The Bayesian approach is to instead estimate the probability of benefit. We can ask a more practical question: “What’s the probability that the treatment is beneficial (ie that the risk difference is less than zero)?” using the model:
%>%
posterior_analysis summarise(p_benefit = mean(risk_difference < 0))
# A tibble: 1 × 1
p_benefit
<dbl>
1 0.974
Again, this value (our updated belief following the new evidence) is a far more powerful answer. The Bayesian interpretation is: “There is a 97.4% probability that cardiac output-guided management is better than usual care.”
So which should you use?
The frequentist analysis of the OPTIMISE trial leaves us in an awkward spot. A p-value of 0.07 (or even 0.06!) is often interpreted as “no effect,” but the authors correctly note it simply quantifies the data’s compatibility with the null hypothesis. You often see authors (incorrectly) refer to p-values of close to 0.05 as showing a “trend” towards a positive finding, but that’s not what the number means nor how NHST should be used.

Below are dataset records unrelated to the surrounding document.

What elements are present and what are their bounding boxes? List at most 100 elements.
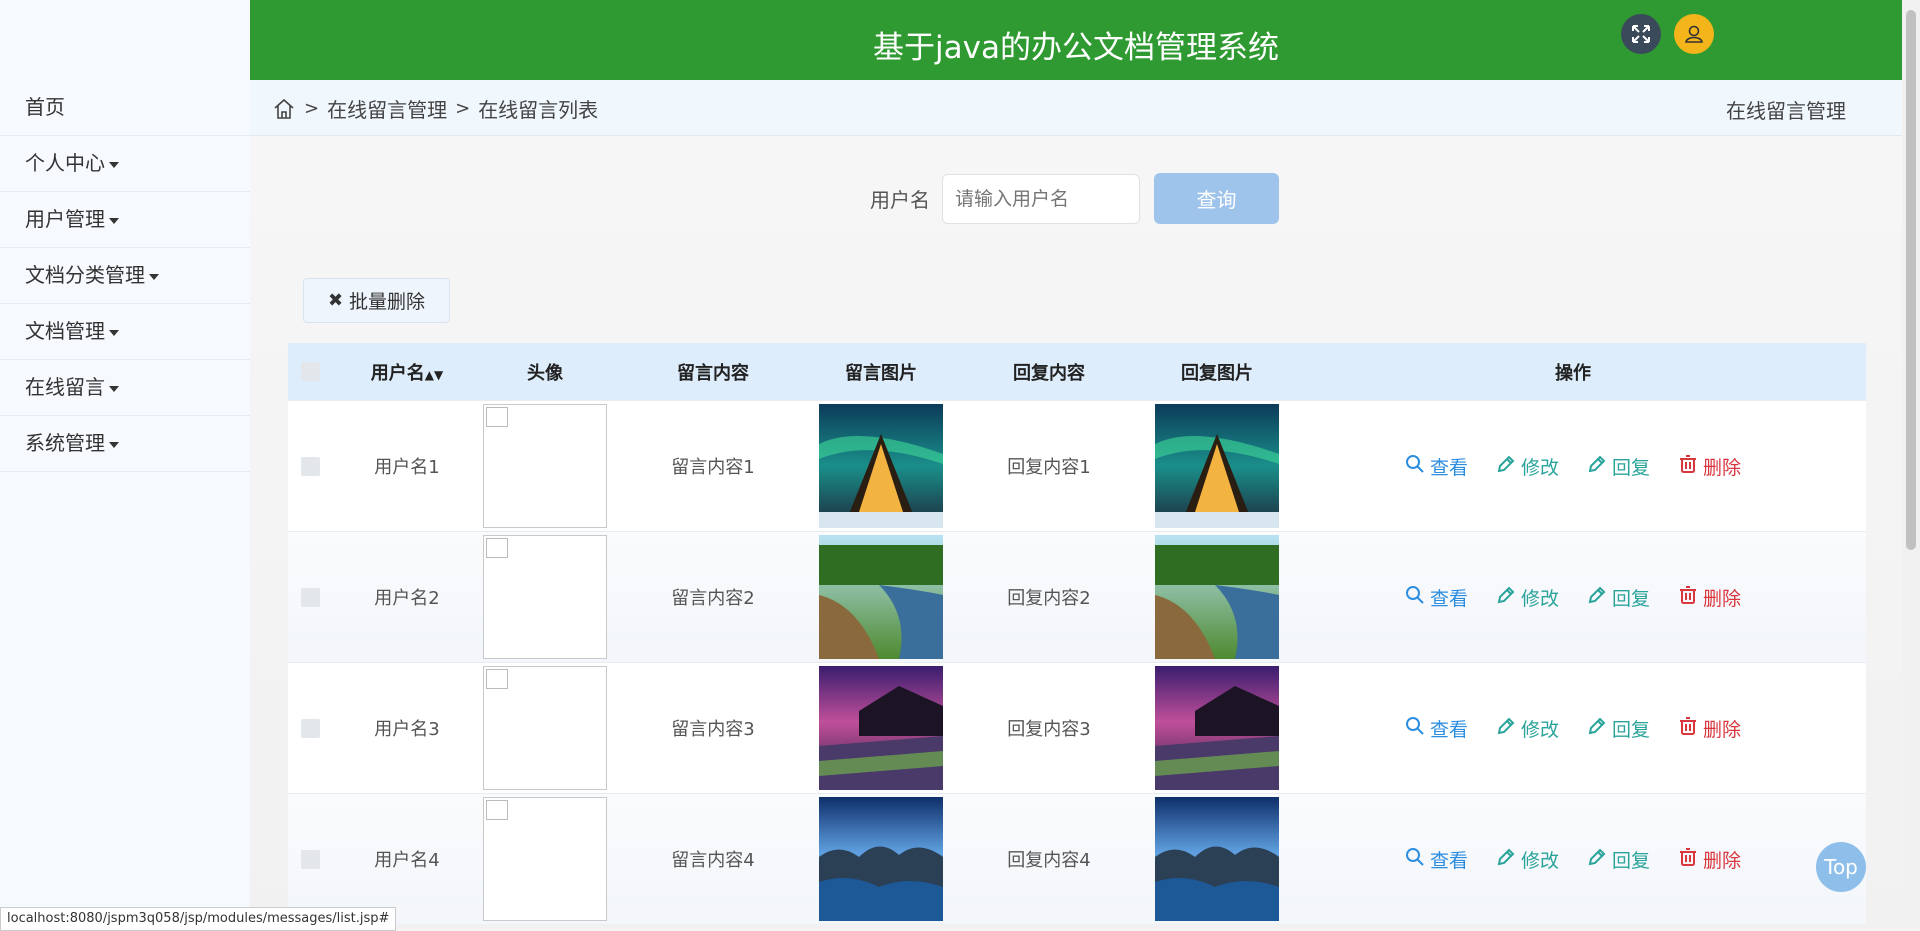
row-checkbox[interactable] [300,718,320,738]
select-all-checkbox[interactable] [300,362,320,381]
avatar-broken-image [483,404,607,528]
username-search-input[interactable] [942,173,1140,224]
breadcrumb-item[interactable]: 在线留言管理 [327,94,447,123]
delete-button[interactable]: 删除 [1678,584,1741,611]
view-label: 查看 [1429,849,1468,872]
messages-table: 用户名▲▼ 头像 留言内容 留言图片 回复内容 回复图片 操作 用户名1 留言内… [288,343,1866,924]
reply-image-thumbnail[interactable] [1155,535,1279,659]
view-button[interactable]: 查看 [1405,584,1468,611]
sidebar-item-label: 个人中心 [25,151,105,175]
view-label: 查看 [1429,718,1468,741]
reply-image-thumbnail[interactable] [1155,404,1279,528]
delete-button[interactable]: 删除 [1678,453,1741,480]
reply-button[interactable]: 回复 [1587,584,1650,611]
edit-button[interactable]: 修改 [1496,584,1559,611]
table-row: 用户名2 留言内容2 回复内容2 查看 修改 回复 删除 [288,531,1866,662]
cell-message: 留言内容1 [671,457,755,478]
view-button[interactable]: 查看 [1405,846,1468,873]
user-button[interactable] [1674,14,1714,54]
cell-reply: 回复内容3 [1007,719,1091,740]
search-button[interactable]: 查询 [1154,173,1279,224]
search-label: 用户名 [870,188,930,212]
view-label: 查看 [1429,456,1468,479]
delete-label: 删除 [1703,718,1742,741]
cell-avatar [482,535,608,659]
sort-icon[interactable]: ▲▼ [425,368,443,382]
cell-message-image [818,404,944,528]
sidebar-item-label: 在线留言 [25,375,105,399]
cell-reply: 回复内容1 [1007,457,1091,478]
reply-image-thumbnail[interactable] [1155,666,1279,790]
reply-button[interactable]: 回复 [1587,846,1650,873]
caret-down-icon [149,273,159,280]
back-to-top-button[interactable]: Top [1816,842,1866,892]
sidebar-item-user-management[interactable]: 用户管理 [0,192,250,248]
close-icon: ✖ [327,290,344,311]
cell-message-image [818,535,944,659]
breadcrumb-separator: > [304,98,320,119]
sidebar-item-doc-management[interactable]: 文档管理 [0,304,250,360]
row-checkbox[interactable] [300,587,320,607]
cell-message: 留言内容3 [671,719,755,740]
reply-image-thumbnail[interactable] [1155,797,1279,921]
top-header: 基于java的办公文档管理系统 [250,0,1902,80]
pencil-icon [1587,585,1612,610]
edit-button[interactable]: 修改 [1496,715,1559,742]
message-image-thumbnail[interactable] [819,404,943,528]
cell-message: 留言内容4 [671,850,755,871]
sidebar-item-home[interactable]: 首页 [0,80,250,136]
view-button[interactable]: 查看 [1405,453,1468,480]
pencil-icon [1587,716,1612,741]
trash-icon [1678,847,1703,872]
caret-down-icon [109,217,119,224]
expand-icon [1632,25,1650,43]
broken-image-icon [486,669,508,689]
breadcrumb-bar: > 在线留言管理 > 在线留言列表 在线留言管理 [250,80,1902,136]
sidebar-item-label: 用户管理 [25,207,105,231]
row-checkbox[interactable] [300,849,320,869]
edit-label: 修改 [1520,849,1559,872]
table-row: 用户名1 留言内容1 回复内容1 查看 修改 回复 删除 [288,400,1866,531]
column-label: 用户名 [370,362,425,384]
message-image-thumbnail[interactable] [819,666,943,790]
cell-ops: 查看 修改 回复 删除 [1280,846,1866,873]
home-icon[interactable] [272,97,296,121]
cell-reply-image [1154,535,1280,659]
fullscreen-button[interactable] [1621,14,1661,54]
sidebar-item-doc-category[interactable]: 文档分类管理 [0,248,250,304]
batch-delete-button[interactable]: ✖ 批量删除 [303,278,450,323]
column-header-username[interactable]: 用户名▲▼ [332,359,482,385]
cell-username: 用户名3 [374,719,440,740]
table-header: 用户名▲▼ 头像 留言内容 留言图片 回复内容 回复图片 操作 [288,343,1866,400]
reply-button[interactable]: 回复 [1587,715,1650,742]
message-image-thumbnail[interactable] [819,797,943,921]
scrollbar-thumb[interactable] [1906,10,1916,550]
batch-delete-label: 批量删除 [349,291,426,313]
delete-button[interactable]: 删除 [1678,846,1741,873]
pencil-icon [1496,716,1521,741]
reply-button[interactable]: 回复 [1587,453,1650,480]
sidebar-item-label: 文档管理 [25,319,105,343]
row-checkbox-cell [288,718,332,738]
row-checkbox-cell [288,849,332,869]
edit-button[interactable]: 修改 [1496,453,1559,480]
sidebar-item-online-message[interactable]: 在线留言 [0,360,250,416]
breadcrumb: > 在线留言管理 > 在线留言列表 [272,94,598,123]
view-button[interactable]: 查看 [1405,715,1468,742]
sidebar-menu: 首页 个人中心 用户管理 文档分类管理 文档管理 在线留言 系统管理 [0,80,250,472]
delete-button[interactable]: 删除 [1678,715,1741,742]
sidebar-item-system[interactable]: 系统管理 [0,416,250,472]
search-form: 用户名 查询 [870,173,1279,224]
sidebar-item-label: 文档分类管理 [25,263,145,287]
row-checkbox[interactable] [300,456,320,476]
breadcrumb-separator: > [455,98,471,119]
table-row: 用户名3 留言内容3 回复内容3 查看 修改 回复 删除 [288,662,1866,793]
column-header-reply-image: 回复图片 [1181,362,1253,384]
page-section-title: 在线留言管理 [1726,99,1846,123]
sidebar-item-personal-center[interactable]: 个人中心 [0,136,250,192]
page-scrollbar[interactable] [1902,0,1920,929]
avatar-broken-image [483,797,607,921]
message-image-thumbnail[interactable] [819,535,943,659]
edit-label: 修改 [1520,456,1559,479]
edit-button[interactable]: 修改 [1496,846,1559,873]
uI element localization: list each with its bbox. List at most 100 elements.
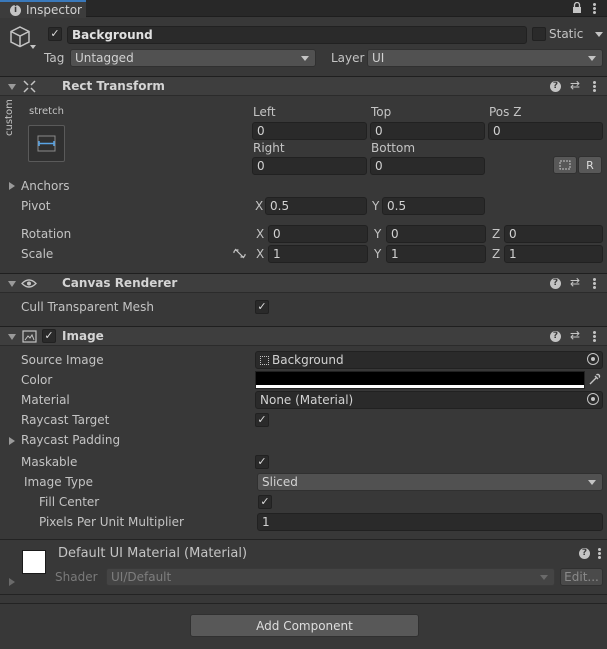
- component-title: Rect Transform: [62, 79, 165, 93]
- left-header: Left: [253, 105, 276, 119]
- foldout-arrow-icon[interactable]: [8, 84, 16, 90]
- help-icon[interactable]: ?: [550, 331, 561, 342]
- pivot-label: Pivot: [21, 199, 51, 213]
- ppu-multiplier-field[interactable]: 1: [257, 513, 603, 531]
- static-dropdown-arrow[interactable]: [595, 32, 603, 37]
- object-picker-icon[interactable]: [587, 393, 599, 405]
- top-field[interactable]: 0: [370, 122, 485, 140]
- scale-x-field[interactable]: 1: [268, 245, 368, 263]
- source-image-field[interactable]: Background: [255, 351, 603, 369]
- context-menu-icon[interactable]: [598, 548, 601, 559]
- edit-shader-button[interactable]: Edit...: [560, 568, 603, 586]
- material-title: Default UI Material (Material): [58, 546, 248, 561]
- scale-y-axis: Y: [374, 247, 382, 261]
- color-field[interactable]: [255, 371, 585, 389]
- alpha-bar: [256, 385, 584, 388]
- presets-icon[interactable]: ⇄: [570, 78, 580, 92]
- blueprint-icon: [559, 160, 571, 170]
- rotation-y-axis: Y: [374, 227, 382, 241]
- image-type-dropdown[interactable]: Sliced: [257, 473, 603, 491]
- gameobject-cube-icon: [10, 26, 30, 48]
- bottom-header: Bottom: [371, 141, 416, 155]
- anchor-preset-button[interactable]: [28, 125, 65, 162]
- material-foldout-icon[interactable]: [9, 578, 15, 586]
- active-checkbox[interactable]: ✓: [48, 27, 62, 41]
- context-menu-icon[interactable]: [593, 278, 596, 289]
- tag-dropdown[interactable]: Untagged: [70, 49, 316, 67]
- shader-dropdown[interactable]: UI/Default: [106, 568, 555, 586]
- top-header: Top: [371, 105, 392, 119]
- raycast-padding-foldout-icon[interactable]: [9, 437, 15, 445]
- image-header[interactable]: ✓ Image ? ⇄: [0, 326, 607, 346]
- rotation-x-axis: X: [256, 227, 265, 241]
- scale-z-field[interactable]: 1: [504, 245, 603, 263]
- cull-transparent-mesh-label: Cull Transparent Mesh: [21, 300, 154, 314]
- divider: [0, 539, 607, 540]
- rect-transform-icon: [23, 80, 36, 93]
- divider: [0, 595, 607, 604]
- anchor-preset-v-label: custom: [4, 99, 15, 136]
- rotation-x-field[interactable]: 0: [268, 225, 368, 243]
- canvas-renderer-header[interactable]: Canvas Renderer ? ⇄: [0, 273, 607, 293]
- add-component-button[interactable]: Add Component: [190, 614, 419, 637]
- pivot-x-field[interactable]: 0.5: [265, 197, 367, 215]
- tab-inspector[interactable]: i Inspector: [0, 0, 86, 18]
- rotation-z-field[interactable]: 0: [504, 225, 603, 243]
- component-title: Canvas Renderer: [62, 276, 178, 290]
- anchor-preset-h-label: stretch: [29, 106, 64, 117]
- posz-field[interactable]: 0: [488, 122, 603, 140]
- static-checkbox[interactable]: [532, 27, 546, 41]
- rect-transform-header[interactable]: Rect Transform ? ⇄: [0, 76, 607, 96]
- posz-header: Pos Z: [489, 105, 522, 119]
- image-enabled-checkbox[interactable]: ✓: [42, 329, 56, 343]
- eyedropper-icon[interactable]: [588, 373, 601, 386]
- maskable-label: Maskable: [21, 455, 78, 469]
- raycast-target-checkbox[interactable]: ✓: [255, 413, 269, 427]
- foldout-arrow-icon[interactable]: [8, 281, 16, 287]
- presets-icon[interactable]: ⇄: [570, 328, 580, 342]
- rotation-y-field[interactable]: 0: [386, 225, 486, 243]
- pivot-y-axis: Y: [372, 199, 380, 213]
- help-icon[interactable]: ?: [550, 278, 561, 289]
- help-icon[interactable]: ?: [550, 81, 561, 92]
- bottom-field[interactable]: 0: [370, 157, 485, 175]
- anchors-label[interactable]: Anchors: [21, 179, 70, 193]
- scale-y-field[interactable]: 1: [386, 245, 486, 263]
- anchors-foldout-icon[interactable]: [9, 182, 15, 190]
- color-label: Color: [21, 373, 53, 387]
- material-field[interactable]: None (Material): [255, 391, 603, 409]
- context-menu-icon[interactable]: [593, 331, 596, 342]
- image-type-label: Image Type: [24, 475, 93, 489]
- icon-dropdown-arrow[interactable]: [30, 45, 36, 49]
- eye-icon: [21, 279, 37, 288]
- left-field[interactable]: 0: [252, 122, 367, 140]
- raw-edit-button[interactable]: R: [578, 156, 602, 174]
- scale-x-axis: X: [256, 247, 265, 261]
- fill-center-checkbox[interactable]: ✓: [258, 495, 272, 509]
- object-picker-icon[interactable]: [587, 353, 599, 365]
- tab-bar: i Inspector: [0, 0, 607, 18]
- foldout-arrow-icon[interactable]: [8, 334, 16, 340]
- presets-icon[interactable]: ⇄: [570, 275, 580, 289]
- chevron-down-icon: [301, 56, 309, 61]
- tag-label: Tag: [44, 51, 65, 65]
- right-field[interactable]: 0: [252, 157, 367, 175]
- maskable-checkbox[interactable]: ✓: [255, 455, 269, 469]
- shader-label: Shader: [55, 570, 98, 584]
- lock-icon[interactable]: [572, 2, 582, 14]
- material-label: Material: [21, 393, 70, 407]
- context-menu-icon[interactable]: [593, 81, 596, 92]
- chevron-down-icon: [540, 575, 548, 580]
- constrain-proportions-icon[interactable]: [233, 248, 246, 259]
- tab-title: Inspector: [26, 3, 82, 17]
- pivot-x-axis: X: [255, 199, 264, 213]
- blueprint-mode-button[interactable]: [553, 156, 577, 174]
- material-preview: [22, 550, 46, 574]
- pivot-y-field[interactable]: 0.5: [382, 197, 485, 215]
- tab-menu-icon[interactable]: [593, 3, 596, 14]
- cull-transparent-mesh-checkbox[interactable]: ✓: [255, 300, 269, 314]
- help-icon[interactable]: ?: [579, 548, 590, 559]
- layer-dropdown[interactable]: UI: [367, 49, 603, 67]
- gameobject-name-field[interactable]: Background: [67, 26, 527, 44]
- raycast-padding-label[interactable]: Raycast Padding: [21, 433, 120, 447]
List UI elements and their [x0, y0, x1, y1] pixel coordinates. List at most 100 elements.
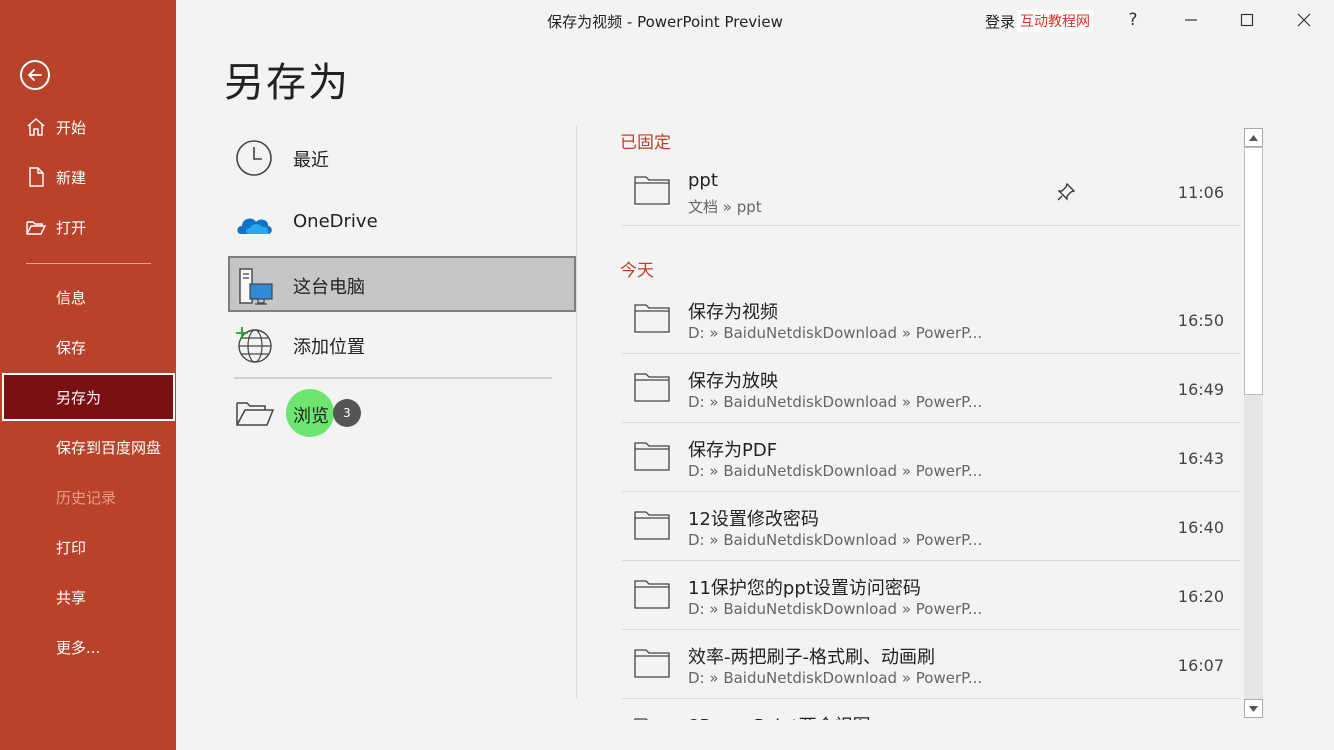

The Bayesian analysis, however, provides a much clearer picture. While a very small harm isn’t entirely ruled out (the credible interval crosses zero), the evidence strongly points towards a benefit (with a 97.4% probability). Yes, the computation approach is slightly more difficult, but using it allows for a more nuanced discussion about whether a 6.7% risk reduction with a high probability of being real is clinically meaningful, moving us beyond the simplistic, and often misleading, tyranny of “statistical significance”.